Here, forcemove tries to use the saved hint, but cannot succeed, since vm1 has been deleted.

However, deleted VMs can be ignored during the handling of hints:

$ nova forcemove vm2 --ignore-broken-dependencies
+--------------------------------------+---------------+---------------+-------------+
| Server UUID                          | Move accepted | Error Message | Needs Start |
+--------------------------------------+---------------+---------------+-------------+
| 59961962-fc06-4d90-82e4-366aaa3a9b38 | True          |               | False       |
+--------------------------------------+---------------+---------------+-------------+

$ nova forcemove vm2 --ignore-broken-dependencies
+--------------------------------------+---------------+---------------+-------------+
| Server UUID                          | Move accepted | Error Message | Needs Start |
+--------------------------------------+---------------+---------------+-------------+
| 59961962-fc06-4d90-82e4-366aaa3a9b38 | True          |               | False       |
+--------------------------------------+---------------+---------------+-------------+

Here, the hint same_host=8088e8b6-fd1a-4bf2-bff5-e2debb668a3a is ignored.

Note:  

If the server_groups affinity filter is used, hints can be ignored, but forcemove does not check the deleted VMs, so broken dependencies have no effect on forcemove.

3.1.4.6   Ignore Hints

forcemove can be configured to ignore all hints:

$ nova forcemove vm1 --ignore-hints
+--------------------------------------+---------------+---------------+-------------+
| Server UUID                          | Move accepted | Error Message | Needs Start |
+--------------------------------------+---------------+---------------+-------------+
| 59961962-fc06-4d90-82e4-366aaa3a9b38 | True          |               | False       |
+--------------------------------------+---------------+---------------+-------------+

$ nova forcemove vm1 --ignore-hints
+--------------------------------------+---------------+---------------+-------------+
| Server UUID                          | Move accepted | Error Message | Needs Start |
+--------------------------------------+---------------+---------------+-------------+
| 59961962-fc06-4d90-82e4-366aaa3a9b38 | True          |               | False       |
+--------------------------------------+---------------+---------------+-------------+

3.2   redefine

redefine is an API function that defines the properties of VMs on a compute host from the Nova database. It is used when the libvirt XML or the file system image is missing.
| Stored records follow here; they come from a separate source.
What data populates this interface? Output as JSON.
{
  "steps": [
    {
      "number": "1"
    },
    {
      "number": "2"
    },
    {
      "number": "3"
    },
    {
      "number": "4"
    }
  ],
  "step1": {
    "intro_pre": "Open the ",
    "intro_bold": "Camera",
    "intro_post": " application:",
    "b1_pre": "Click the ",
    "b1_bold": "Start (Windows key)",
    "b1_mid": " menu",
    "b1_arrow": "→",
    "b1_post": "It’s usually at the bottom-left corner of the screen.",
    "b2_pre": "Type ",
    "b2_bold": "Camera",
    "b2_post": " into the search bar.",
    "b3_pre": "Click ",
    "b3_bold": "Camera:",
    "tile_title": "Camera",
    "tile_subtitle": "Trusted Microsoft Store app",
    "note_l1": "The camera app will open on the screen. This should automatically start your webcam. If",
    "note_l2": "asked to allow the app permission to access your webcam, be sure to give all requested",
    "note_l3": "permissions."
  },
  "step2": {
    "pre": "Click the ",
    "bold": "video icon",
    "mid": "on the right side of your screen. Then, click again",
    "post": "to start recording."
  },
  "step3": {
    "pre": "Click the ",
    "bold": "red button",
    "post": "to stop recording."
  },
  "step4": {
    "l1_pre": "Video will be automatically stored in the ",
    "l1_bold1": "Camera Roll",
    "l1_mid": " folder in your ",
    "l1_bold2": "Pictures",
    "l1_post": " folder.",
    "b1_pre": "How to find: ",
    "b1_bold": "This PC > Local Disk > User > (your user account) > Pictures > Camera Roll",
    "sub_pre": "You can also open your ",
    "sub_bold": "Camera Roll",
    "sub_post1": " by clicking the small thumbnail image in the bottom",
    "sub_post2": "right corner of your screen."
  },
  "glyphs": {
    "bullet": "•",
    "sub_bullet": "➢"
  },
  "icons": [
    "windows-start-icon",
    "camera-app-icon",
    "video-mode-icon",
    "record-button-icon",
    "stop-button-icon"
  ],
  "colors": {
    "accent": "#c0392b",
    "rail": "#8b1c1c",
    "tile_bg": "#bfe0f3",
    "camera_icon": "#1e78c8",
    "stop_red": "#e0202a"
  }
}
nova redefine creates a new libvirt XML based on the previously stored content in the Nova database and defines the instance for libvirt.

If the file system image is missing (for example, in case of board replacement), nova redefine downloads the base image from Glance.

The functionality checks if the following criteria apply:

• The nova compute service is in state up.
• The status of the VM is ACTIVE or SHUTOFF.
• The VM is not defined on the virtual layer.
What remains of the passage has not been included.